More than two dozen fires burned throughout the town where houses had been set ablaze, apparently by the person or persons doing all the shouting and the shooting down there. He wondered if one of those fires consumed the house where he and Donna used to live.
"One can hope," he mumbled, finding some comfort in the image of the place where he'
d learned the meaning of real horror reduced to ash and a blackened skeleton of wood. "Should have done it myself."
A low whine drew his gaze to the dog standing next to him.
“It's okay, girl,” he told the dog, a pure breed golden retriever they'd named—creatively enough—Goldie. “We're safe up here.”
She looked at him in that way she had, her eyes, visible in the moonlight, seeming to say, Are you sure about that? Donna had always considered the dog more intelligent and capable of a wider range of emotions than he had.
“You're anthropomorphizing it,” he remembered telling her.
“Someone's been reading the dictionary,” she'd teased him.

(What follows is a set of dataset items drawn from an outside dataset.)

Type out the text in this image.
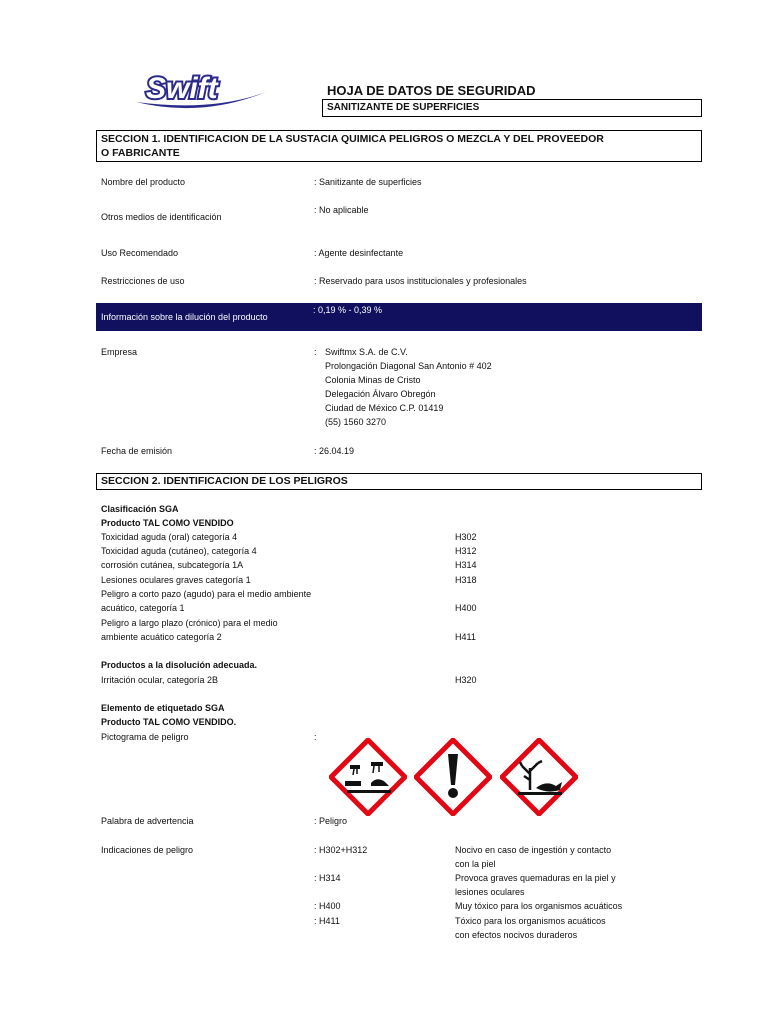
Swift	HOJA DE DATOS DE SEGURIDAD
SANITIZANTE DE SUPERFICIES
SECCION 1. IDENTIFICACION DE LA SUSTACIA QUIMICA PELIGROS O MEZCLA Y DEL PROVEEDOR
O FABRICANTE
Nombre del producto	: Sanitizante de superficies
Otros medios de identificación
: No aplicable
Uso Recomendado	: Agente desinfectante
Restricciones de uso	: Reservado para usos institucionales y profesionales
Información sobre la dilución del producto
: 0,19 % - 0,39 %
Empresa	: Swiftmx S.A. de C.V.
Prolongación Diagonal San Antonio # 402
Colonia Minas de Cristo
Delegación Álvaro Obregón
Ciudad de México C.P. 01419
(55) 1560 3270
Fecha de emisión	: 26.04.19
SECCION 2. IDENTIFICACION DE LOS PELIGROS
Clasificación SGA
Producto TAL COMO VENDIDO
Toxicidad aguda (oral) categoría 4	H302
Toxicidad aguda (cutáneo), categoría 4	H312
corrosión cutánea, subcategoría 1A	H314
Lesiones oculares graves categoría 1	H318
Peligro a corto pazo (agudo) para el medio ambiente
acuático, categoría 1	H400
Peligro a largo plazo (crónico) para el medio
ambiente acuático categoría 2	H411
Productos a la disolución adecuada.
Irritación ocular, categoría 2B	H320
Elemento de etiquetado SGA
Producto TAL COMO VENDIDO.
Pictograma de peligro	:
Palabra de advertencia	: Peligro
Indicaciones de peligro	: H302+H312	Nocivo en caso de ingestión y contacto
con la piel
: H314	Provoca graves quemaduras en la piel y
lesiones oculares
: H400	Muy tóxico para los organismos acuáticos
: H411	Tóxico para los organismos acuáticos
con efectos nocivos duraderos
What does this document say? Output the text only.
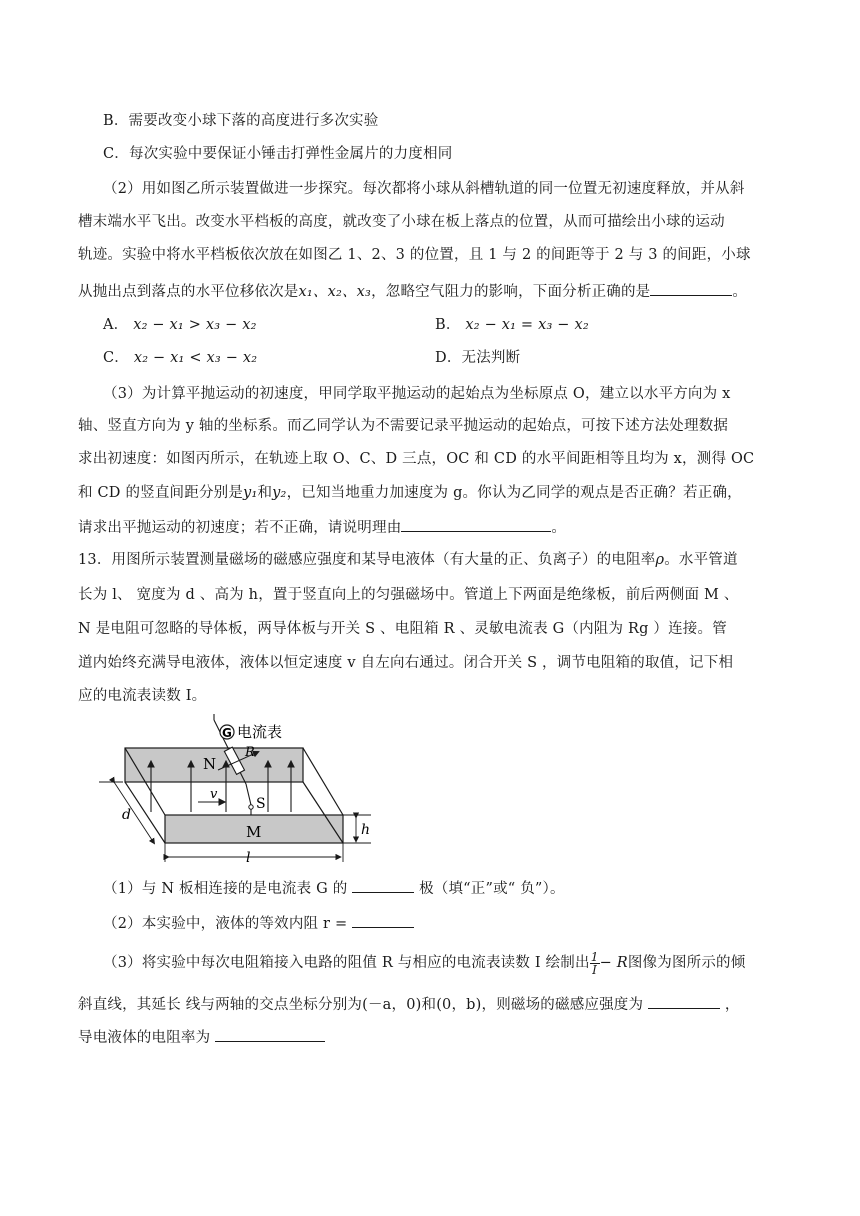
B．需要改变小球下落的高度进行多次实验
C．每次实验中要保证小锤击打弹性金属片的力度相同
（2）用如图乙所示装置做进一步探究。每次都将小球从斜槽轨道的同一位置无初速度释放，并从斜
槽末端水平飞出。改变水平档板的高度，就改变了小球在板上落点的位置，从而可描绘出小球的运动
轨迹。实验中将水平档板依次放在如图乙 1、2、3 的位置，且 1 与 2 的间距等于 2 与 3 的间距，小球
从抛出点到落点的水平位移依次是x₁、x₂、x₃，忽略空气阻力的影响，下面分析正确的是	。
A． x₂ − x₁ > x₃ − x₂	B． x₂ − x₁ = x₃ − x₂
C． x₂ − x₁ < x₃ − x₂	D．无法判断
（3）为计算平抛运动的初速度，甲同学取平抛运动的起始点为坐标原点 O，建立以水平方向为 x
轴、竖直方向为 y 轴的坐标系。而乙同学认为不需要记录平抛运动的起始点，可按下述方法处理数据
求出初速度：如图丙所示，在轨迹上取 O、C、D 三点，OC 和 CD 的水平间距相等且均为 x，测得 OC
和 CD 的竖直间距分别是y₁和y₂，已知当地重力加速度为 g。你认为乙同学的观点是否正确？若正确，
请求出平抛运动的初速度；若不正确，请说明理由	。
13．用图所示装置测量磁场的磁感应强度和某导电液体（有大量的正、负离子）的电阻率ρ。水平管道
长为 l、 宽度为 d 、高为 h，置于竖直向上的匀强磁场中。管道上下两面是绝缘板，前后两侧面 M 、
N 是电阻可忽略的导体板，两导体板与开关 S 、电阻箱 R 、灵敏电流表 G（内阻为 Rg ）连接。管
道内始终充满导电液体，液体以恒定速度 v 自左向右通过。闭合开关 S ，调节电阻箱的取值，记下相
应的电流表读数 I。
v
G 电流表
R
N
S
M
d
h
l
（1）与 N 板相连接的是电流表 G 的	极（填“正”或“ 负”）。
（2）本实验中，液体的等效内阻 r =
（3）将实验中每次电阻箱接入电路的阻值 R 与相应的电流表读数 I 绘制出 $\frac{1}{I} - R$图像为图所示的倾
斜直线，其延长 线与两轴的交点坐标分别为(－a，0)和(0，b)，则磁场的磁感应强度为	，
导电液体的电阻率为
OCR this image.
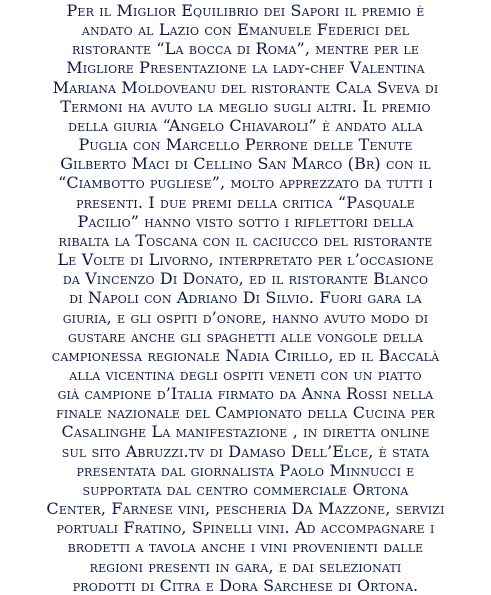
Per il Miglior Equilibrio dei Sapori il premio è
andato al Lazio con Emanuele Federici del
ristorante “La bocca di Roma”, mentre per le
Migliore Presentazione la lady-chef Valentina
Mariana Moldoveanu del ristorante Cala Sveva di
Termoni ha avuto la meglio sugli altri. Il premio
della giuria “Angelo Chiavaroli” è andato alla
Puglia con Marcello Perrone delle Tenute
Gilberto Maci di Cellino San Marco (Br) con il
“Ciambotto pugliese”, molto apprezzato da tutti i
presenti. I due premi della critica “Pasquale
Pacilio” hanno visto sotto i riflettori della
ribalta la Toscana con il caciucco del ristorante
Le Volte di Livorno, interpretato per l’occasione
da Vincenzo Di Donato, ed il ristorante Blanco
di Napoli con Adriano Di Silvio. Fuori gara la
giuria, e gli ospiti d’onore, hanno avuto modo di
gustare anche gli spaghetti alle vongole della
campionessa regionale Nadia Cirillo, ed il Baccalà
alla vicentina degli ospiti veneti con un piatto
già campione d’Italia firmato da Anna Rossi nella
finale nazionale del Campionato della Cucina per
Casalinghe La manifestazione , in diretta online
sul sito Abruzzi.tv di Damaso Dell’Elce, è stata
presentata dal giornalista Paolo Minnucci e
supportata dal centro commerciale Ortona
Center, Farnese vini, pescheria Da Mazzone, servizi
portuali Fratino, Spinelli vini. Ad accompagnare i
brodetti a tavola anche i vini provenienti dalle
regioni presenti in gara, e dai selezionati
prodotti di Citra e Dora Sarchese di Ortona.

Recently, after all the time he and Goldie had spent together, he'd come around to the idea that his wife may have been on to something.
More gunshots from down below. More shouting. As he watched, another fire erupted in the darkness.
A few more minutes passed before the man turned and, with a "Come on, girl," wandered back into the woods. He'd seen enough. It was time, once again, to remove himself from the world he used to know, from the dangers it presented, the memories it attempted to revive within him.
“There's nothing for us out there, Goldie,” he said as they made their way among the trees in the direction of the place he called home these days. “Nothing at all.”
Tuesday, August 25th
It wasn't enough. Not anymore.
He looked at what was left of the body lying at his feet, consisting of nothing but a torso and a single arm. The head lay over near the wall where it had come to a stop after he'd kicked it and sent it rolling. The legs and the second arm lay scattered across the garage floor, intermixed with other mismatched body parts from previous kills. The heavy, cloying smell of decomposition permeated the place, an odor sure to send most people running for the nearest exit. The smell didn't bother Simon, though. He'd long since gotten used to it.